Inform your teen: Experimentation and risky behaviors are often presented during the teen years. Many parents tend to ignore or avoid the subjects of sex, drugs, and alcohol; consequently, making it worse for their teen down the road. Discussing these tough topics prior to your teen’s exposure will make your child more likely to act responsibly when presented to these types of scenarios. It is okay to share your family values and what you believe to be right versus wrong.

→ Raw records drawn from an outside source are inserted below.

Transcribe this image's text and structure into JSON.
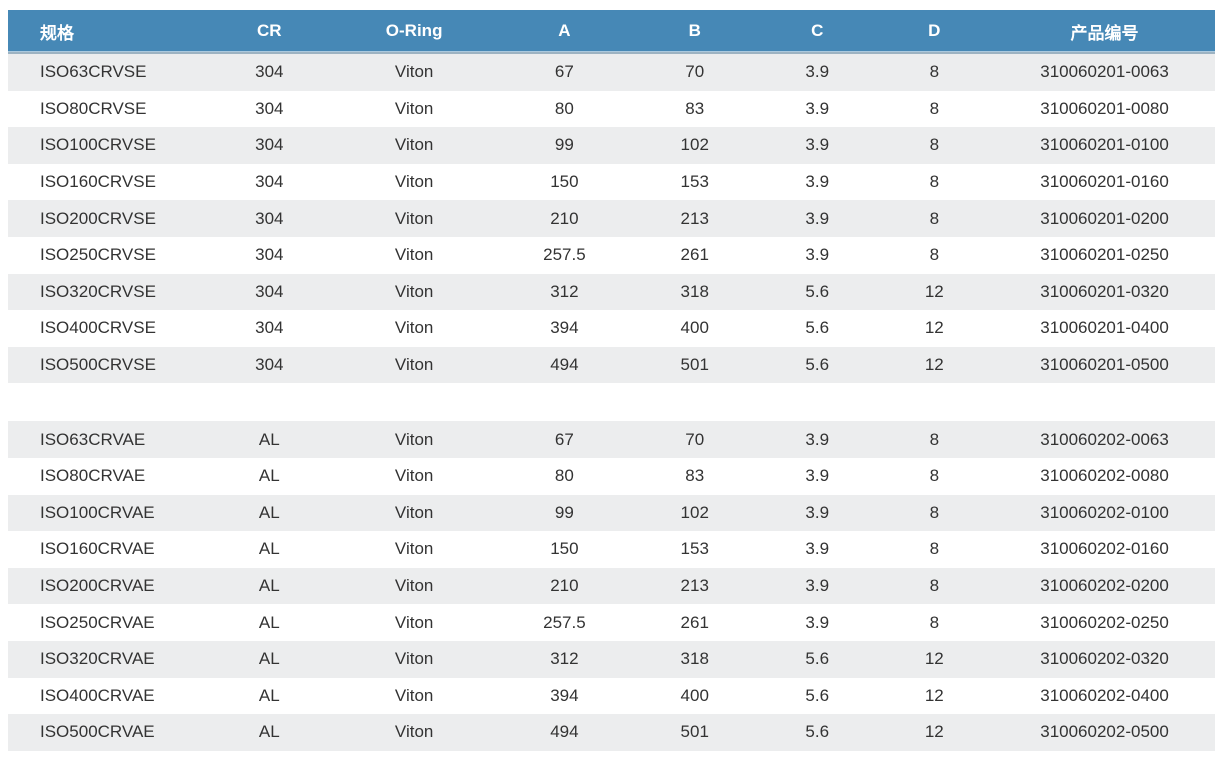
{
  "colors": {
    "header_bg": "#4688b6",
    "header_text": "#ffffff",
    "row_alt_bg": "#ecedee",
    "row_bg": "#ffffff",
    "body_text": "#333333"
  },
  "table": {
    "columns": [
      {
        "key": "spec",
        "label": "规格",
        "align": "left"
      },
      {
        "key": "cr",
        "label": "CR",
        "align": "center"
      },
      {
        "key": "oring",
        "label": "O-Ring",
        "align": "center"
      },
      {
        "key": "a",
        "label": "A",
        "align": "center"
      },
      {
        "key": "b",
        "label": "B",
        "align": "center"
      },
      {
        "key": "c",
        "label": "C",
        "align": "center"
      },
      {
        "key": "d",
        "label": "D",
        "align": "center"
      },
      {
        "key": "pn",
        "label": "产品编号",
        "align": "center"
      }
    ],
    "groups": [
      {
        "rows": [
          [
            "ISO63CRVSE",
            "304",
            "Viton",
            "67",
            "70",
            "3.9",
            "8",
            "310060201-0063"
          ],
          [
            "ISO80CRVSE",
            "304",
            "Viton",
            "80",
            "83",
            "3.9",
            "8",
            "310060201-0080"
          ],
          [
            "ISO100CRVSE",
            "304",
            "Viton",
            "99",
            "102",
            "3.9",
            "8",
            "310060201-0100"
          ],
          [
            "ISO160CRVSE",
            "304",
            "Viton",
            "150",
            "153",
            "3.9",
            "8",
            "310060201-0160"
          ],
          [
            "ISO200CRVSE",
            "304",
            "Viton",
            "210",
            "213",
            "3.9",
            "8",
            "310060201-0200"
          ],
          [
            "ISO250CRVSE",
            "304",
            "Viton",
            "257.5",
            "261",
            "3.9",
            "8",
            "310060201-0250"
          ],
          [
            "ISO320CRVSE",
            "304",
            "Viton",
            "312",
            "318",
            "5.6",
            "12",
            "310060201-0320"
          ],
          [
            "ISO400CRVSE",
            "304",
            "Viton",
            "394",
            "400",
            "5.6",
            "12",
            "310060201-0400"
          ],
          [
            "ISO500CRVSE",
            "304",
            "Viton",
            "494",
            "501",
            "5.6",
            "12",
            "310060201-0500"
          ]
        ]
      },
      {
        "rows": [
          [
            "ISO63CRVAE",
            "AL",
            "Viton",
            "67",
            "70",
            "3.9",
            "8",
            "310060202-0063"
          ],
          [
            "ISO80CRVAE",
            "AL",
            "Viton",
            "80",
            "83",
            "3.9",
            "8",
            "310060202-0080"
          ],
          [
            "ISO100CRVAE",
            "AL",
            "Viton",
            "99",
            "102",
            "3.9",
            "8",
            "310060202-0100"
          ],
          [
            "ISO160CRVAE",
            "AL",
            "Viton",
            "150",
            "153",
            "3.9",
            "8",
            "310060202-0160"
          ],
          [
            "ISO200CRVAE",
            "AL",
            "Viton",
            "210",
            "213",
            "3.9",
            "8",
            "310060202-0200"
          ],
          [
            "ISO250CRVAE",
            "AL",
            "Viton",
            "257.5",
            "261",
            "3.9",
            "8",
            "310060202-0250"
          ],
          [
            "ISO320CRVAE",
            "AL",
            "Viton",
            "312",
            "318",
            "5.6",
            "12",
            "310060202-0320"
          ],
          [
            "ISO400CRVAE",
            "AL",
            "Viton",
            "394",
            "400",
            "5.6",
            "12",
            "310060202-0400"
          ],
          [
            "ISO500CRVAE",
            "AL",
            "Viton",
            "494",
            "501",
            "5.6",
            "12",
            "310060202-0500"
          ]
        ]
      }
    ]
  }
}
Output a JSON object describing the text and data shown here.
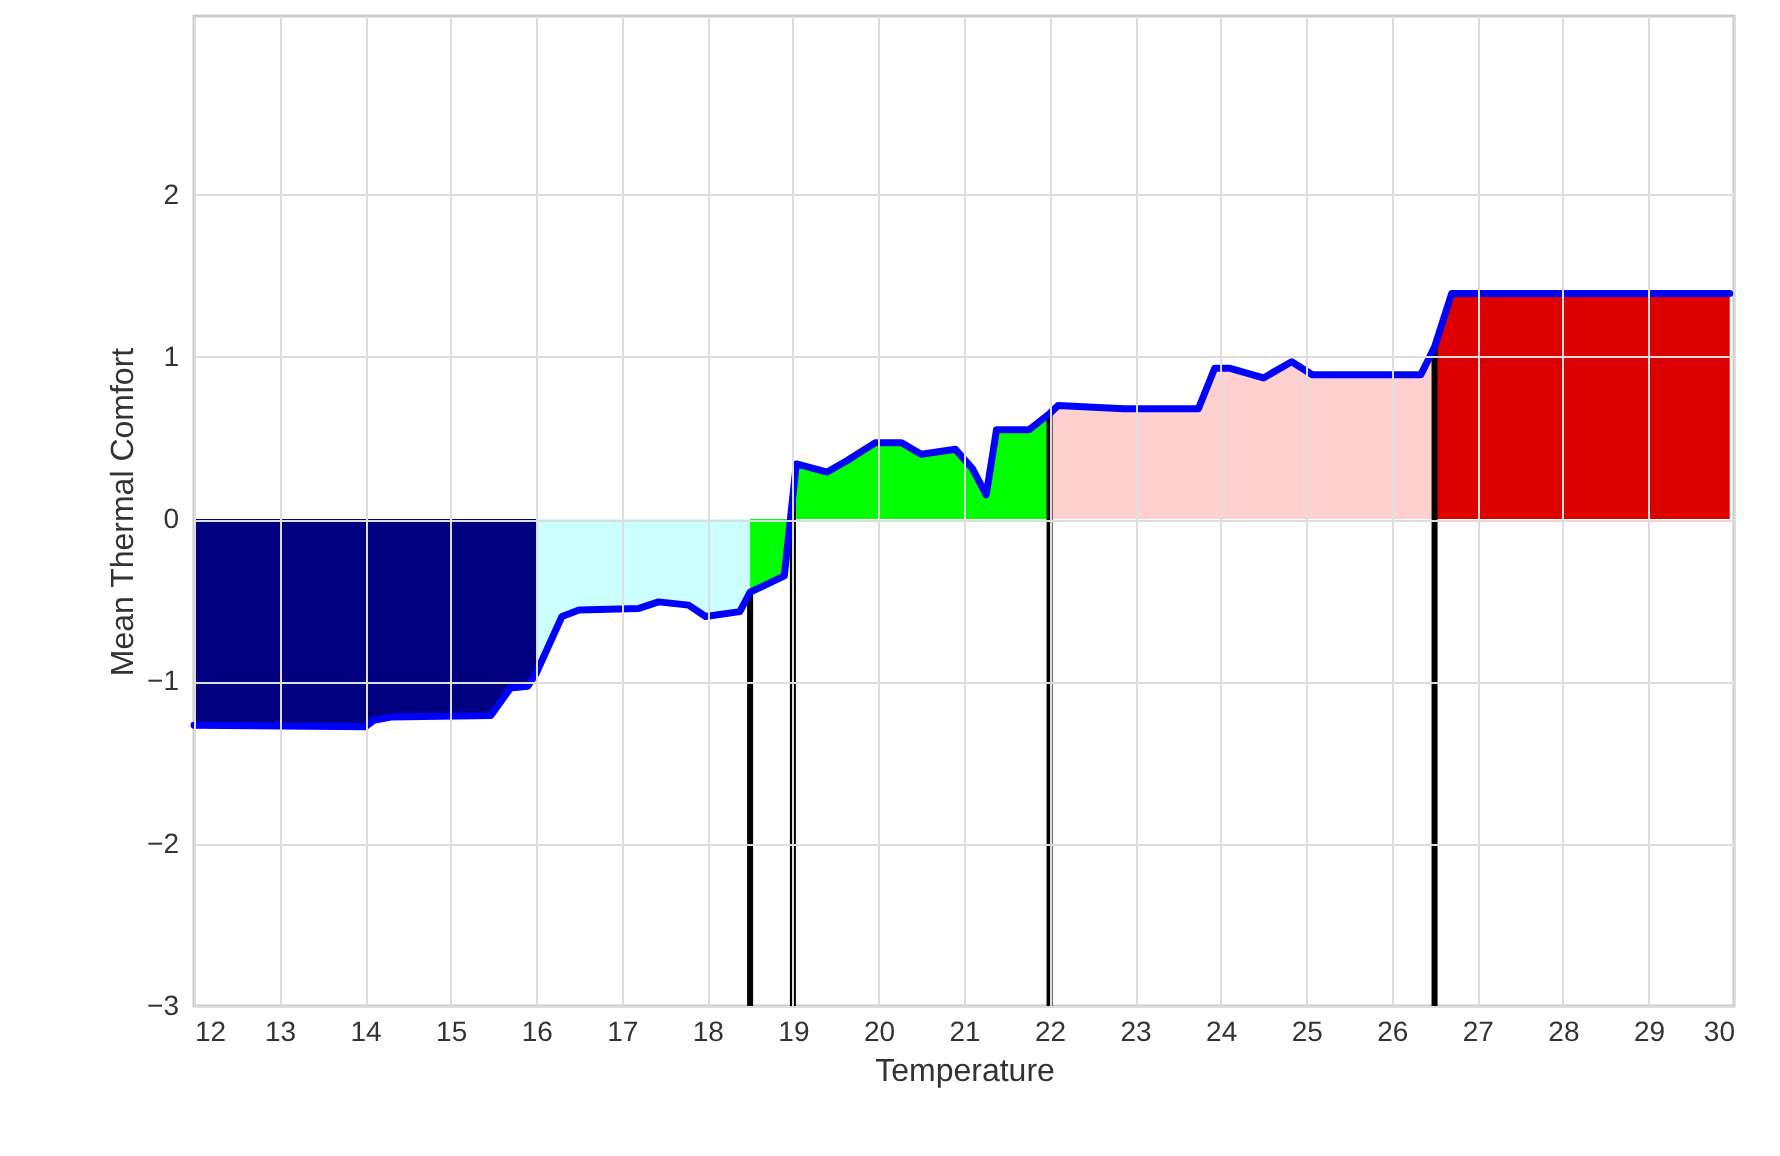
{
  "chart_data": {
    "type": "line",
    "xlabel": "Temperature",
    "ylabel": "Mean Thermal Comfort",
    "xlim": [
      12,
      30
    ],
    "ylim": [
      -3,
      3.1
    ],
    "xticks": [
      12,
      13,
      14,
      15,
      16,
      17,
      18,
      19,
      20,
      21,
      22,
      23,
      24,
      25,
      26,
      27,
      28,
      29,
      30
    ],
    "yticks": [
      {
        "value": -3,
        "label": "−3"
      },
      {
        "value": -2,
        "label": "−2"
      },
      {
        "value": -1,
        "label": "−1"
      },
      0,
      1,
      2
    ],
    "grid": true,
    "line_style": "solid",
    "series": [
      {
        "type": "area",
        "color": "#000080",
        "x": [
          12,
          14,
          14.1,
          14.3,
          15.47,
          15.7,
          15.9,
          16
        ],
        "values": [
          -1.27,
          -1.28,
          -1.24,
          -1.22,
          -1.21,
          -1.04,
          -1.03,
          -0.95
        ]
      },
      {
        "type": "area",
        "color": "#ccffff",
        "x": [
          16,
          16.3,
          16.5,
          17.2,
          17.43,
          17.78,
          17.98,
          18.38,
          18.5
        ],
        "values": [
          -0.95,
          -0.6,
          -0.56,
          -0.55,
          -0.51,
          -0.53,
          -0.6,
          -0.57,
          -0.45
        ]
      },
      {
        "type": "area",
        "color": "#00ff00",
        "x": [
          18.5,
          18.9,
          19.04,
          19.4,
          19.63,
          19.96,
          20.27,
          20.5,
          20.9,
          21.1,
          21.26,
          21.38,
          21.76,
          22
        ],
        "values": [
          -0.45,
          -0.35,
          0.34,
          0.29,
          0.36,
          0.47,
          0.47,
          0.4,
          0.43,
          0.31,
          0.15,
          0.55,
          0.55,
          0.65
        ]
      },
      {
        "type": "area",
        "color": "#ffd0d0",
        "x": [
          22,
          22.1,
          22.87,
          23.74,
          23.93,
          24.1,
          24.5,
          24.83,
          25.07,
          26.34,
          26.5
        ],
        "values": [
          0.65,
          0.7,
          0.68,
          0.68,
          0.93,
          0.93,
          0.87,
          0.97,
          0.89,
          0.89,
          1.06
        ]
      },
      {
        "type": "area",
        "color": "#dd0000",
        "x": [
          26.5,
          26.7,
          29.95
        ],
        "values": [
          1.06,
          1.39,
          1.39
        ]
      },
      {
        "type": "line",
        "color": "#0000ff",
        "x": [
          12,
          14,
          14.1,
          14.3,
          15.47,
          15.7,
          15.9,
          16,
          16.3,
          16.5,
          17.2,
          17.43,
          17.78,
          17.98,
          18.38,
          18.5,
          18.9,
          19.04,
          19.4,
          19.63,
          19.96,
          20.27,
          20.5,
          20.9,
          21.1,
          21.26,
          21.38,
          21.76,
          22,
          22.1,
          22.87,
          23.74,
          23.93,
          24.1,
          24.5,
          24.83,
          25.07,
          26.34,
          26.5,
          26.7,
          29.95
        ],
        "values": [
          -1.27,
          -1.28,
          -1.24,
          -1.22,
          -1.21,
          -1.04,
          -1.03,
          -0.95,
          -0.6,
          -0.56,
          -0.55,
          -0.51,
          -0.53,
          -0.6,
          -0.57,
          -0.45,
          -0.35,
          0.34,
          0.29,
          0.36,
          0.47,
          0.47,
          0.4,
          0.43,
          0.31,
          0.15,
          0.55,
          0.55,
          0.65,
          0.7,
          0.68,
          0.68,
          0.93,
          0.93,
          0.87,
          0.97,
          0.89,
          0.89,
          1.06,
          1.39,
          1.39
        ]
      }
    ],
    "ref_lines": [
      {
        "axis": "x",
        "value": 18.5,
        "color": "#000000"
      },
      {
        "axis": "x",
        "value": 19,
        "color": "#000000"
      },
      {
        "axis": "x",
        "value": 22,
        "color": "#000000"
      },
      {
        "axis": "x",
        "value": 26.5,
        "color": "#000000"
      }
    ]
  }
}
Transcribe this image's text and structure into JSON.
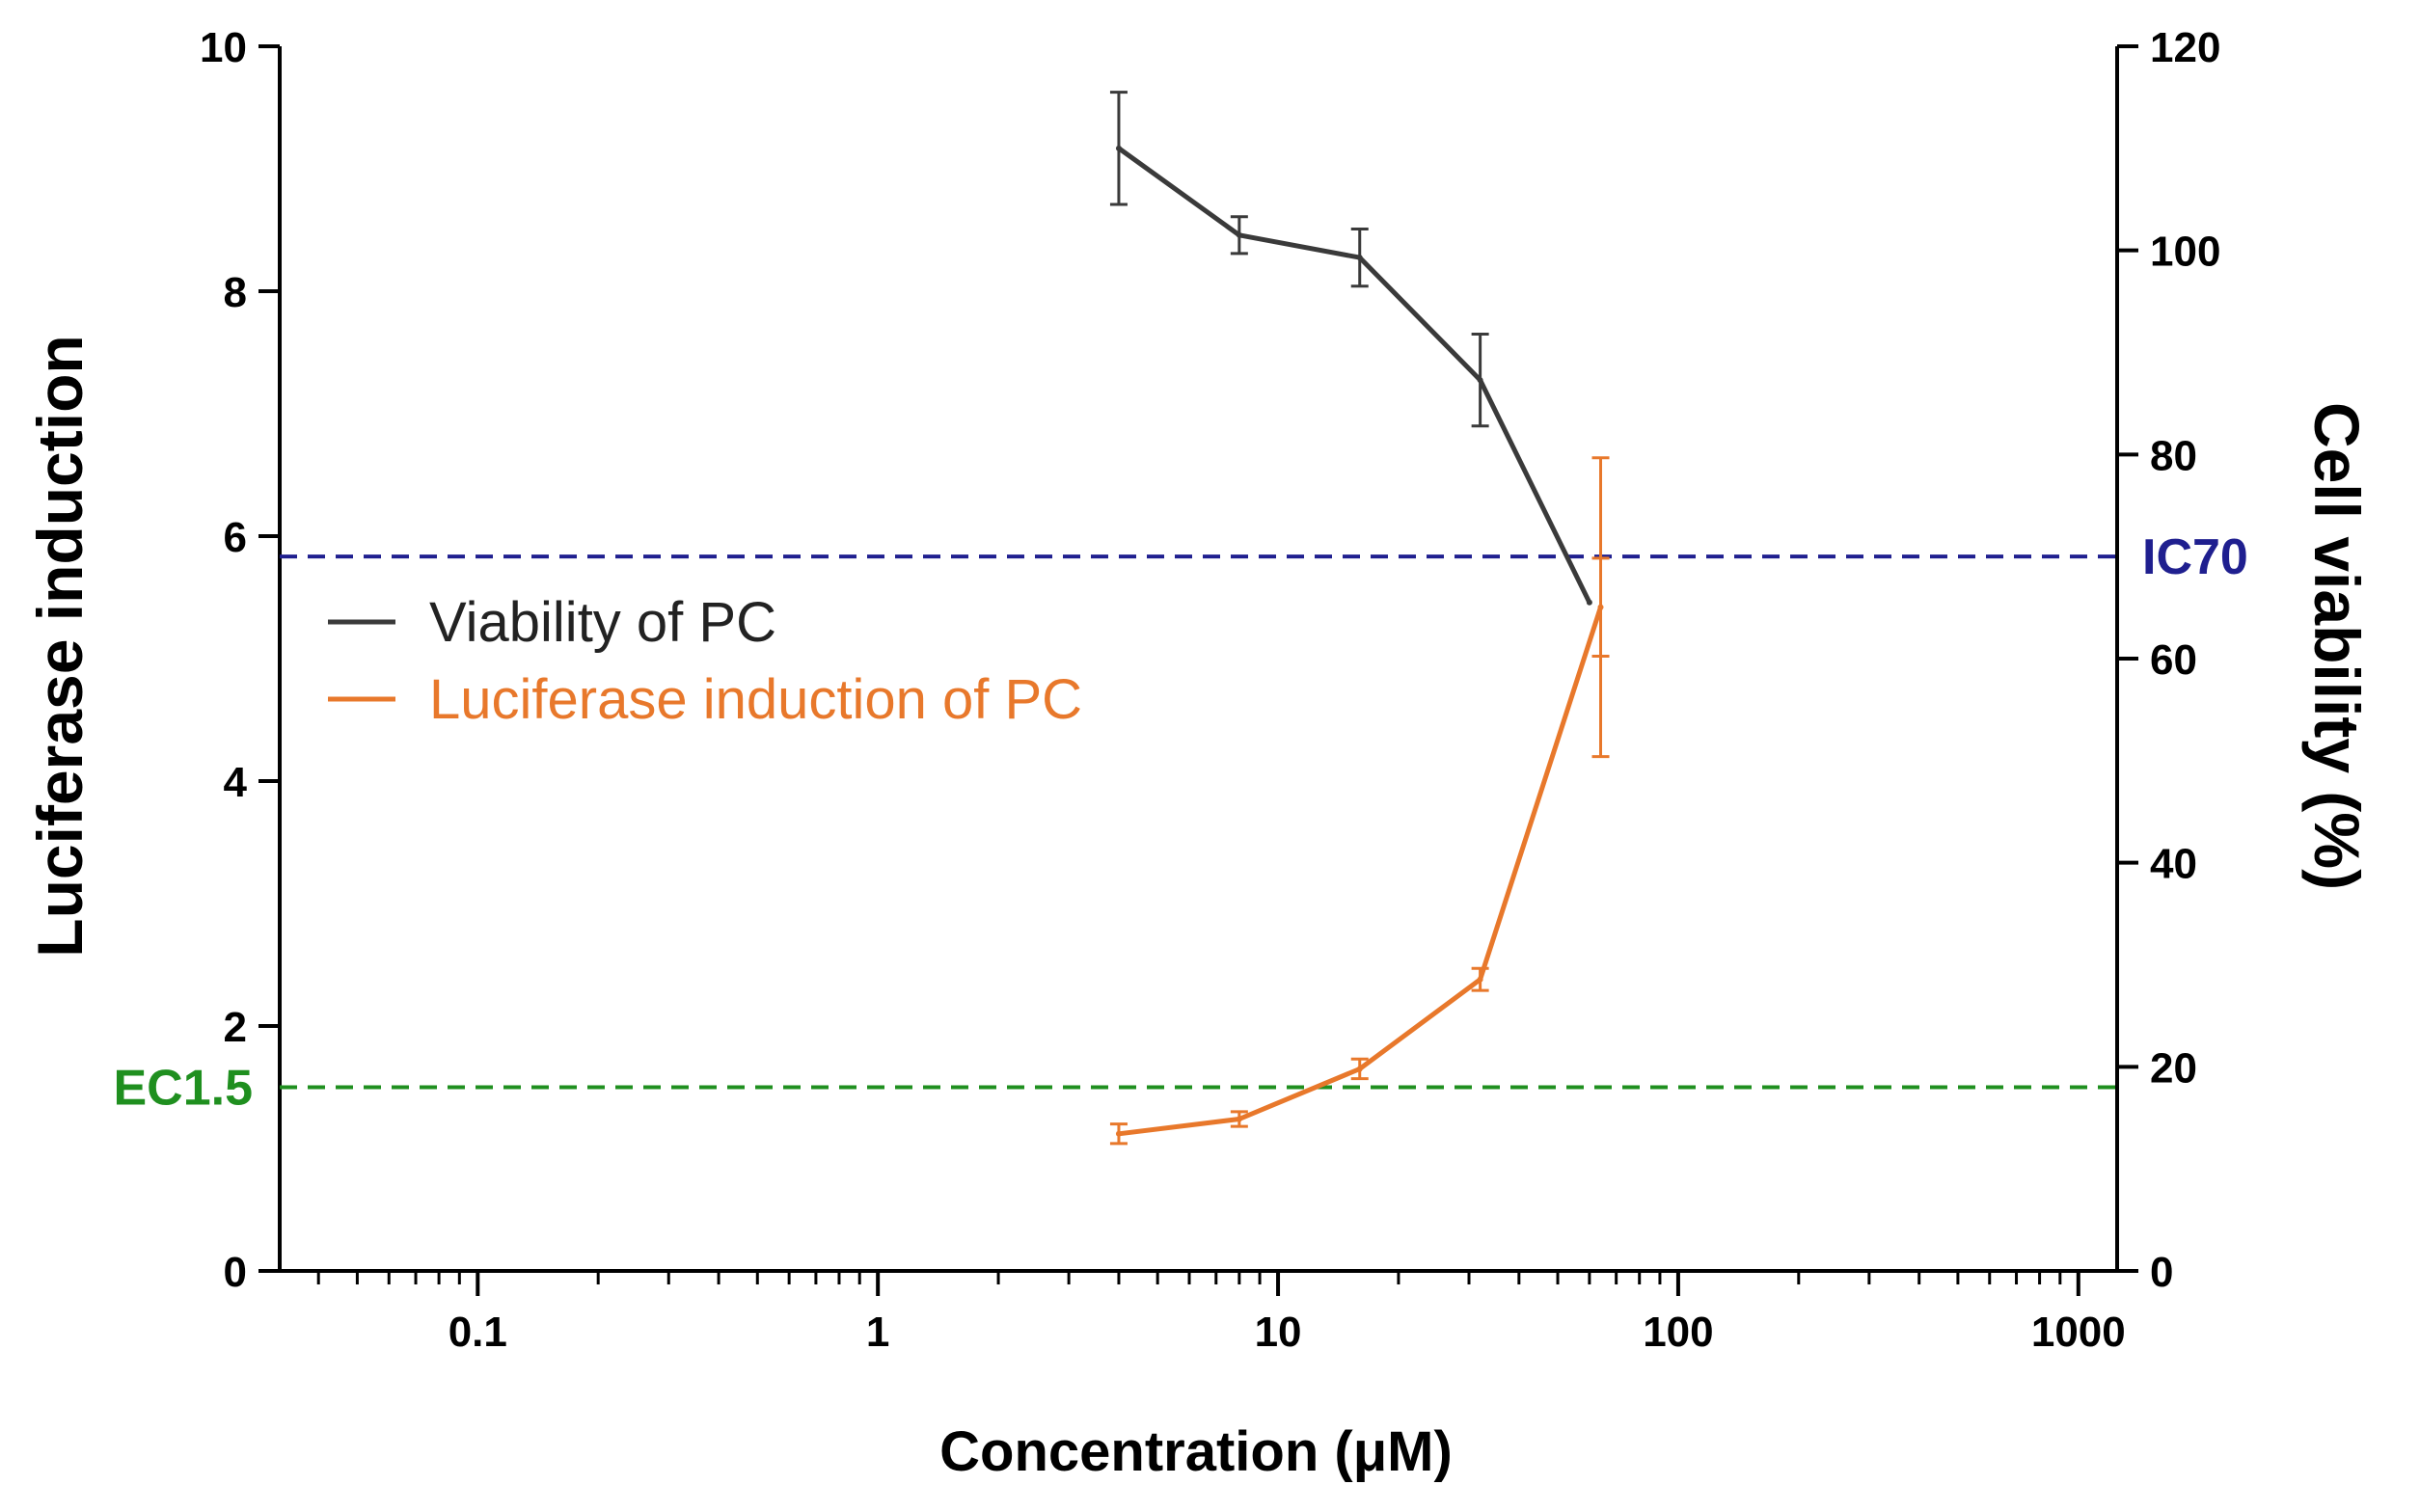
{
  "chart_data": {
    "type": "line",
    "xscale": "log",
    "xlim": [
      0.032,
      1250
    ],
    "xticks": [
      0.1,
      1,
      10,
      100,
      1000
    ],
    "xtick_labels": [
      "0.1",
      "1",
      "10",
      "100",
      "1000"
    ],
    "xlabel": "Concentration (μM)",
    "y_left": {
      "label": "Luciferase induction",
      "lim": [
        0,
        10
      ],
      "ticks": [
        0,
        2,
        4,
        6,
        8,
        10
      ],
      "tick_labels": [
        "0",
        "2",
        "4",
        "6",
        "8",
        "10"
      ]
    },
    "y_right": {
      "label": "Cell viability (%)",
      "lim": [
        0,
        120
      ],
      "ticks": [
        0,
        20,
        40,
        60,
        80,
        100,
        120
      ],
      "tick_labels": [
        "0",
        "20",
        "40",
        "60",
        "80",
        "100",
        "120"
      ]
    },
    "series": [
      {
        "name": "Viability of PC",
        "axis": "right",
        "color": "#3a3a3a",
        "x": [
          4,
          8,
          16,
          32,
          60
        ],
        "y": [
          110,
          101.5,
          99.3,
          87.3,
          65.5
        ],
        "err": [
          5.5,
          1.8,
          2.8,
          4.5,
          0
        ]
      },
      {
        "name": "Luciferase induction of PC",
        "axis": "left",
        "color": "#e8782b",
        "x": [
          4,
          8,
          16,
          32,
          64
        ],
        "y": [
          1.12,
          1.24,
          1.65,
          2.38,
          5.42
        ],
        "err": [
          0.08,
          0.06,
          0.08,
          0.09,
          0.4
        ],
        "err_extra": [
          0,
          0,
          0,
          0,
          0.82
        ]
      }
    ],
    "reference_lines": [
      {
        "name": "IC70",
        "label": "IC70",
        "axis": "right",
        "value": 70,
        "color": "#1f1f8f",
        "style": "dashed"
      },
      {
        "name": "EC1.5",
        "label": "EC1.5",
        "axis": "left",
        "value": 1.5,
        "color": "#1f8f1f",
        "style": "dashed"
      }
    ],
    "legend": {
      "position": "left-middle",
      "entries": [
        "Viability of PC",
        "Luciferase induction of PC"
      ]
    },
    "grid": false
  }
}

Know the warning signs: Change is normal during the teen years; however, drastic or long-lasting behavior or personality changes may be a signal for trouble. Some warning signs include but are not limited to: extreme weight gain or loss, signs of alcohol or drug use, skipping school, sudden changes in friends, and/or run-ins with the law. Inappropriate behavior that lasts longer than 6 weeks may be a sign that your teen needs to seek professional help.
As most parents are aware, the teen years are filled with both highs and lows. Take the time to understand your teen, ask questions, and know that your teen still needs you even if they think or say otherwise. They will slowly develop into becoming responsible and independent young adults as you navigate through these challenging, yet exciting times.